Кинс поглядел на часы. Трейси не нужны были часы, чтобы понять – учитель средней школы не может быть на работе в такое время.
– Где работает ваш муж? – спросила она.
– В школе.
– Он всегда работает так поздно?
– Сегодня да, в колледже муниципалитета. – Она поглядела на небо. – Пожалуйста, моя девочка, ей холодно.
– Когда вы ждете его домой? – спросила Трейси.
Взгляд женщины устремился мимо них к стоянке. Какой-то мужчина в бейсболке, с рюкзаком на плече, постоял, глядя на них снизу вверх, потом вдруг повернулся и пошел назад, под навес, к машинам.
Кинс шагнул к перилам.
– Уолтер Гипсон? – крикнул он что было сил.
Мужчина побежал.
Кинс бросился к той лестнице, по которой они поднялись наверх. Трейси – к другой, на противоположном конце площадки, и потеряла Гипсона из виду. Она сбежала по лестнице вниз и пересекла площадку перед домом. Поравнявшись с крытой стоянкой, она остановилась и вытащила «глок». Напарник со своим травмированным бедром только добежал до нее. Вместе они шагнули за угол. Трейси присела, заглядывая под машины. Кинс обошел здание с другой стороны и подергал двери каких-то помещений – вероятно, подсобок для хранения разных вещей, – но на них висели замки.
– Эй, – шепнул он и поднял с асфальта черный рюкзак.

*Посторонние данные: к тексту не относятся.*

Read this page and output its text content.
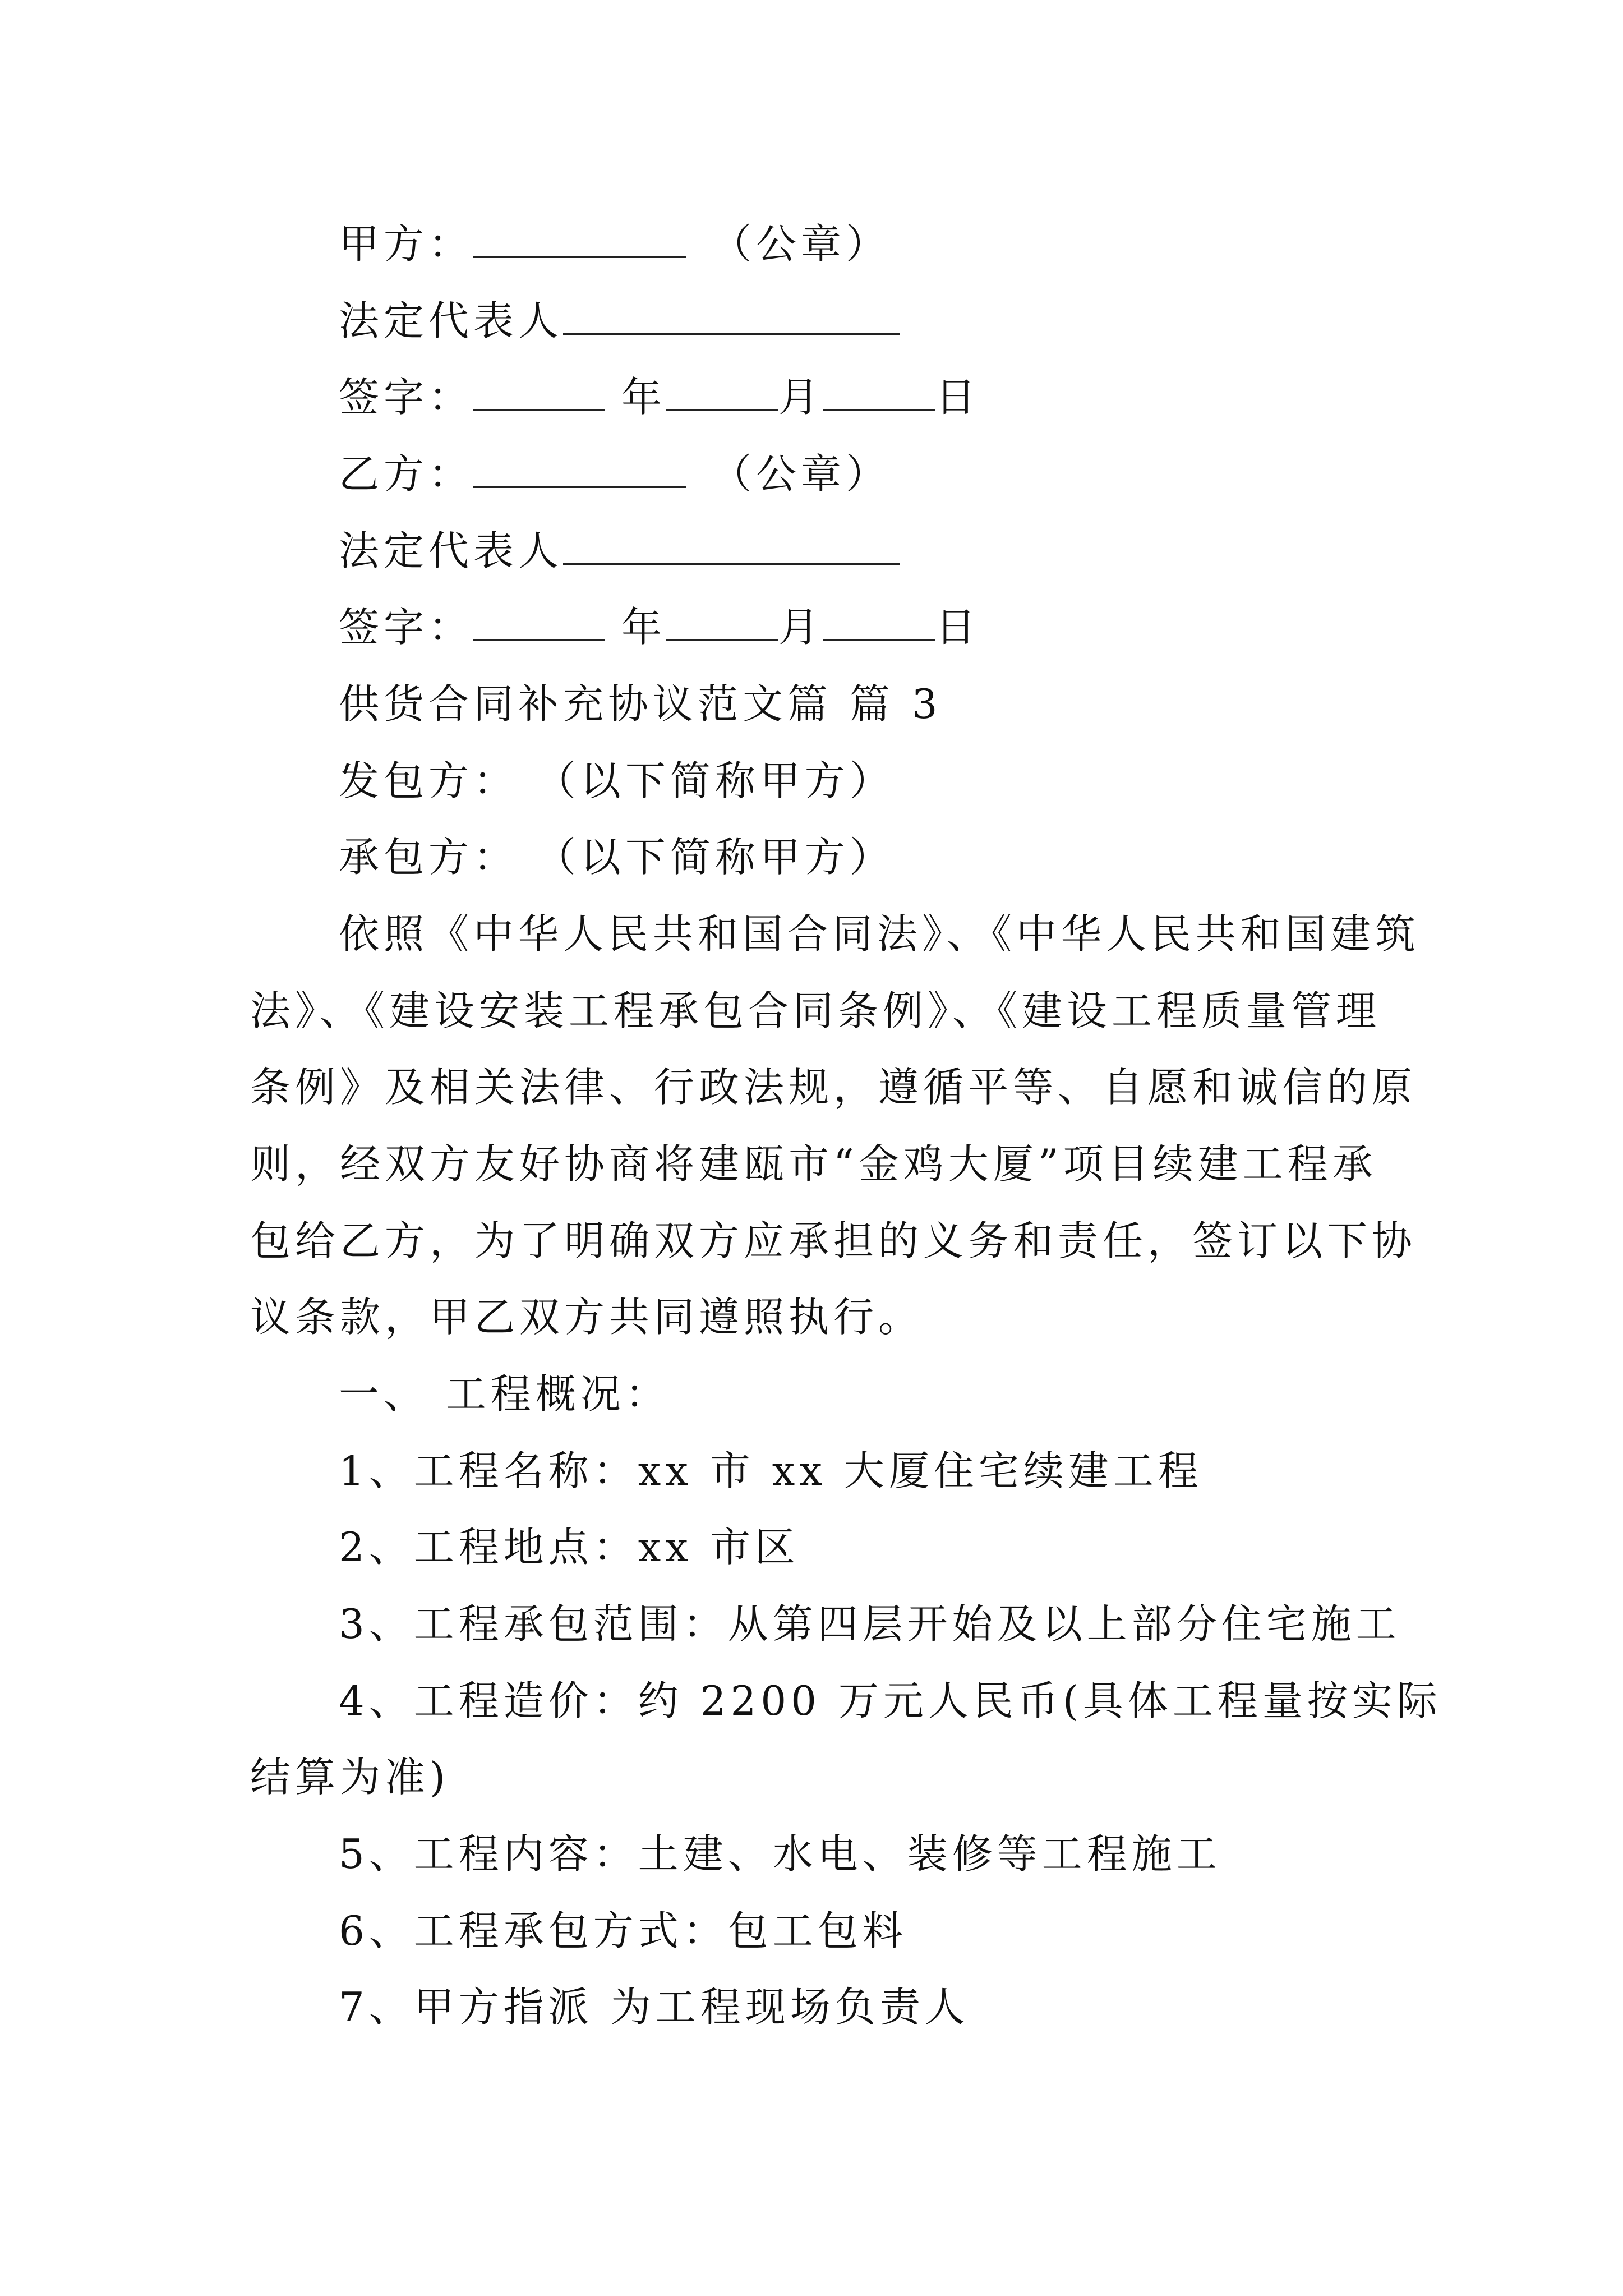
甲方：	（公章）
法定代表人
签字：	年	月	日
乙方：	（公章）
法定代表人
签字：	年	月	日
供货合同补充协议范文篇 篇 3
发包方： （以下简称甲方）
承包方： （以下简称甲方）
依照《中华人民共和国合同法》、《中华人民共和国建筑
法》、《建设安装工程承包合同条例》、《建设工程质量管理
条例》及相关法律、行政法规，遵循平等、自愿和诚信的原
则，经双方友好协商将建瓯市“金鸡大厦”项目续建工程承
包给乙方，为了明确双方应承担的义务和责任，签订以下协
议条款，甲乙双方共同遵照执行。
一、 工程概况：
1、工程名称：xx 市 xx 大厦住宅续建工程
2、工程地点：xx 市区
3、工程承包范围：从第四层开始及以上部分住宅施工
4、工程造价：约 2200 万元人民币(具体工程量按实际
结算为准)
5、工程内容：土建、水电、装修等工程施工
6、工程承包方式：包工包料
7、甲方指派 为工程现场负责人
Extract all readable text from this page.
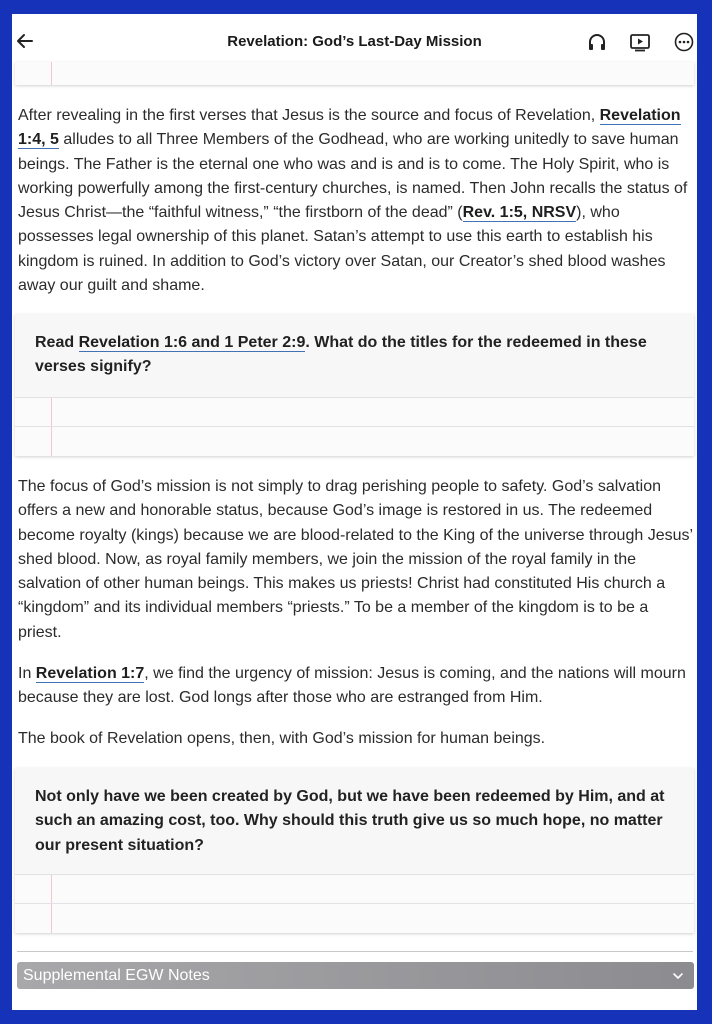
Revelation: God’s Last-Day Mission

After revealing in the first verses that Jesus is the source and focus of Revelation, Revelation 1:4, 5 alludes to all Three Members of the Godhead, who are working unitedly to save human beings. The Father is the eternal one who was and is and is to come. The Holy Spirit, who is working powerfully among the first-century churches, is named. Then John recalls the status of Jesus Christ—the “faithful witness,” “the firstborn of the dead” (Rev. 1:5, NRSV), who possesses legal ownership of this planet. Satan’s attempt to use this earth to establish his kingdom is ruined. In addition to God’s victory over Satan, our Creator’s shed blood washes away our guilt and shame.

Read Revelation 1:6 and 1 Peter 2:9. What do the titles for the redeemed in these verses signify?

The focus of God’s mission is not simply to drag perishing people to safety. God’s salvation offers a new and honorable status, because God’s image is restored in us. The redeemed become royalty (kings) because we are blood-related to the King of the universe through Jesus’ shed blood. Now, as royal family members, we join the mission of the royal family in the salvation of other human beings. This makes us priests! Christ had constituted His church a “kingdom” and its individual members “priests.” To be a member of the kingdom is to be a priest.

In Revelation 1:7, we find the urgency of mission: Jesus is coming, and the nations will mourn because they are lost. God longs after those who are estranged from Him.

The book of Revelation opens, then, with God’s mission for human beings.

Not only have we been created by God, but we have been redeemed by Him, and at such an amazing cost, too. Why should this truth give us so much hope, no matter our present situation?

Supplemental EGW Notes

Трейси услышала звук, похожий на то, как если бы кто-то лез через забор из арматурной сетки, и заспешила через стоянку туда. Изгородь отделяла территорию жилого комплекса от соседнего участка, незастроенного, заросшего кустами и деревьями.
– Нам понадобятся собаки, – сказал Кинс. – Я сейчас сообщу, а сам останусь здесь. У забора, на случай, если он вернется.
Трейси нашла в заборе дырку, чтобы поставить ногу, и скоро была уже на той стороне. Освободившись от плетей ежевики, которые вцепились в отвороты ее джинсов, она, топча листву, пошла к конской тропе – следу из примятой травы. След привел ее к группе деревьев – ели, кедры и клены. Их вершины шумели под порывами ветра.
– Уолтер Гипсон? – крикнула она, вытирая капли дождя с лица. – Зря вы усложняете ситуацию. Мы просто хотим поговорить.
Она вглядывалась в подлесок, высматривая там какое-нибудь шевеление или промельк неестественных для леса цветов, но из-за дождя и надвинувшихся сумерек ничего не видела. На самом деле это был не лес, а небольшая рощица, которая заканчивалась, не успев начаться, и переходила в плавно холмящийся выпас. Лошади, которые паслись сразу за рощей, подняли головы, насторожили уши и смотрели на нее. Она уже хотела было вернуться и подождать собак, как вдруг услыхала за спиной треск сломанной ветки. Резко развернулась, вскинула «глок». Лошади неслись на нее сквозь кусты, но в последний миг, не добежав совсем чуть-чуть, развернулись и поскакали мимо, стуча копытами о землю.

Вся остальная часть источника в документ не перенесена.